= Les Aventures électriques de Zeltron =

Les Aventures électriques de Zeltron is an educational children's television series broadcast on Antenne 2's Récré A2 program in France and TVJQ in Quebec, Canada. The show was sponsored by Électricité de France (EDF) and was produced from 1979 to 1982. The companies D-3-mil and CIP Vidéo worked on the show and the staff included Marcel Dupouy.

The show features an extraterrestrial named Zeltron (voiced by Michel Elias), who resembles a small greeninsulator with orange limbs and a bolt on top of his blue head, as he teaches electricity-related subjects and history.

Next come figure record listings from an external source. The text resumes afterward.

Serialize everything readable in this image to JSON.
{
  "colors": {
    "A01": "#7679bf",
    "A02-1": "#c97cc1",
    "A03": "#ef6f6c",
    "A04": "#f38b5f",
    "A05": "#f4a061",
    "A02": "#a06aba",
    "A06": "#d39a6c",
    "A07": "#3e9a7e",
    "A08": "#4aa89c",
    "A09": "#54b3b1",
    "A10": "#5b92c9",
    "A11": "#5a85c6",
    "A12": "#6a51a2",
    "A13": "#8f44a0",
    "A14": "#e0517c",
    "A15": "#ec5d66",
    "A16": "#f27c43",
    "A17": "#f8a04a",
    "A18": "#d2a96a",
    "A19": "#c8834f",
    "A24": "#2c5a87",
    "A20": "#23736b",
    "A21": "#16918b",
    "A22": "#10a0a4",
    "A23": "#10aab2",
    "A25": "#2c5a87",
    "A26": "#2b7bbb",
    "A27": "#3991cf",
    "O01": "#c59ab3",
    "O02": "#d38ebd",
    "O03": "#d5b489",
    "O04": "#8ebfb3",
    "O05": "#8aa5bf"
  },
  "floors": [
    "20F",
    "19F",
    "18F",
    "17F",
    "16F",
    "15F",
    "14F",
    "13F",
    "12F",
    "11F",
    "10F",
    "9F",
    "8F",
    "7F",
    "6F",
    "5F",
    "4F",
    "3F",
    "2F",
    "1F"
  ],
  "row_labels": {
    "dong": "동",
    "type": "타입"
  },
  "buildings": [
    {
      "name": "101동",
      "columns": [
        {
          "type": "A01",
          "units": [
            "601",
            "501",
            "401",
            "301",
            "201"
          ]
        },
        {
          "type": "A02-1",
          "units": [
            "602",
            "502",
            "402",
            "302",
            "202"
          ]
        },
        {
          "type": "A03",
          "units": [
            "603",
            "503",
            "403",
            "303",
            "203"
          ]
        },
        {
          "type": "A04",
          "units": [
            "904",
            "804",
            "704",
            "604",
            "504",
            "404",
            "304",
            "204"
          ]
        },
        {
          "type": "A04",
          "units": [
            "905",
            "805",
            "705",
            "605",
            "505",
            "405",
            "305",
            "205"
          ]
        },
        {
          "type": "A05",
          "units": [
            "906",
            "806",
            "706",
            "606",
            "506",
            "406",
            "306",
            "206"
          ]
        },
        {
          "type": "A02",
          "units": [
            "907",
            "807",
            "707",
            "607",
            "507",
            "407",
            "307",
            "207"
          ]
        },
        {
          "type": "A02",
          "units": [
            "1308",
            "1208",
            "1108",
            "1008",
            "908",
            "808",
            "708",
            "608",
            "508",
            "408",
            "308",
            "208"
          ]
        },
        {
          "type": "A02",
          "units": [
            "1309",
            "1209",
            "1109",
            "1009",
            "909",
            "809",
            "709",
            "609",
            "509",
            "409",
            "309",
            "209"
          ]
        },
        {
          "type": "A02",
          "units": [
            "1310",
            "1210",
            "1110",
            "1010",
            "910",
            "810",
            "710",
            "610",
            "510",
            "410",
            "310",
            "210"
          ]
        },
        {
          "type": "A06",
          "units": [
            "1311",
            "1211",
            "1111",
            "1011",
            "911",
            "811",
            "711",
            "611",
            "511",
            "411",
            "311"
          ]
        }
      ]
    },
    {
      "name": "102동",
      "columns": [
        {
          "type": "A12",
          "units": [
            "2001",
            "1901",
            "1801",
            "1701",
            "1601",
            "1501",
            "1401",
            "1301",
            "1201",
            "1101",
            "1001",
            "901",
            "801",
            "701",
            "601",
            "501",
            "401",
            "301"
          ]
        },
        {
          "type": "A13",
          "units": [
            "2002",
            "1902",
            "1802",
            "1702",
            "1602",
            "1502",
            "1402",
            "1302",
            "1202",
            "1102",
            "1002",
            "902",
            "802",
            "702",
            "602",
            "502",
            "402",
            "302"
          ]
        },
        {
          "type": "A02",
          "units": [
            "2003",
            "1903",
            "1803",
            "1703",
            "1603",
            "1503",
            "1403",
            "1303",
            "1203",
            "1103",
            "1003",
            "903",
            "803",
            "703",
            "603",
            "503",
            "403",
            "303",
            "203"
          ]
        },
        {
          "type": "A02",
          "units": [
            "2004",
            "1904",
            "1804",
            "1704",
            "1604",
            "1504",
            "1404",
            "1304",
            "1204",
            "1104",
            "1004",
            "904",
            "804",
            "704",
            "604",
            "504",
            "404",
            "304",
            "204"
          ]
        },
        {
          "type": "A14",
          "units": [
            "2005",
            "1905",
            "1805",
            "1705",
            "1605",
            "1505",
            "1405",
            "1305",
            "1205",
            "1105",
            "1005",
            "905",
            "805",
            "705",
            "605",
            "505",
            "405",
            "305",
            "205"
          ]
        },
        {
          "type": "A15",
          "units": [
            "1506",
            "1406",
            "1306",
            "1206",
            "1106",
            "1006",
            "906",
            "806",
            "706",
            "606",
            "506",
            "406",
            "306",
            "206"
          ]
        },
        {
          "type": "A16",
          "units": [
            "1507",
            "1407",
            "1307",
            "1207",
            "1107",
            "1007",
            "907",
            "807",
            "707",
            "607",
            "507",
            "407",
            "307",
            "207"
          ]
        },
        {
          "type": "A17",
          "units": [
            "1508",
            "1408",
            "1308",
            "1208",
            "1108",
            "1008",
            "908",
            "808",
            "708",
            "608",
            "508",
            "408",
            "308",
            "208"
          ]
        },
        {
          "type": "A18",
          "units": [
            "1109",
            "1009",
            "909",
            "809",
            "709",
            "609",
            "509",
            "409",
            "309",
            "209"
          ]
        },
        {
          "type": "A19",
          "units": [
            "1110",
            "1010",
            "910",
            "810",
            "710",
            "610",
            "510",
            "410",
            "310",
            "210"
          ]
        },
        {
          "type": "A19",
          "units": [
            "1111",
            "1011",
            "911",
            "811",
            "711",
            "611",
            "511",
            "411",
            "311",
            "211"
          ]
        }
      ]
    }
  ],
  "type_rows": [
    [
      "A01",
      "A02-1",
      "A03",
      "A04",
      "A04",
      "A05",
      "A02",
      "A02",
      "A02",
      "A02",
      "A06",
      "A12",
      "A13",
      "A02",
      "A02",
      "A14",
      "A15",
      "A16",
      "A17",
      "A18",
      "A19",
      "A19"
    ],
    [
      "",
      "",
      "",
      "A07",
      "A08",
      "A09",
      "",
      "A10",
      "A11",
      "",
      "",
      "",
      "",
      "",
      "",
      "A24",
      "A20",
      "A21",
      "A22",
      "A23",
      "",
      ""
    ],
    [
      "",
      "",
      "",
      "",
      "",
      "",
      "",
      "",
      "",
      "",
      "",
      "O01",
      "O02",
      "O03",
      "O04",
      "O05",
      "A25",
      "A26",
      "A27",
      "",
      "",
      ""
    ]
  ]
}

Some episodes include his adventures and conversations with Jo and Jessie, a boy and girl living on Earth. Episodes end with a question the viewer can answer through postcard. Another character is the robot Voltix.

In the show's production, Zeltron and Voltix are marionettes with different colors than they appear in the show. A process was used to achieve cartoon-like visuals for the two characters. Early in the show's run, the backgrounds were illustrated before switching to reel footage.

The character Zeltron was created by François Castan and made earlier appearances at the Salon de l'enfance and Les Visiteurs du mercredi in 1978. Zeltron was merchandised through products such as comics published by GP, plastic figurines, and a key ring of Zeltron with movable eyes. According to Yves Bouvier of the University of Savoy, Zeltron was the most successful EDF effort at teaching the concepts of electricity and promoting its brand towards children.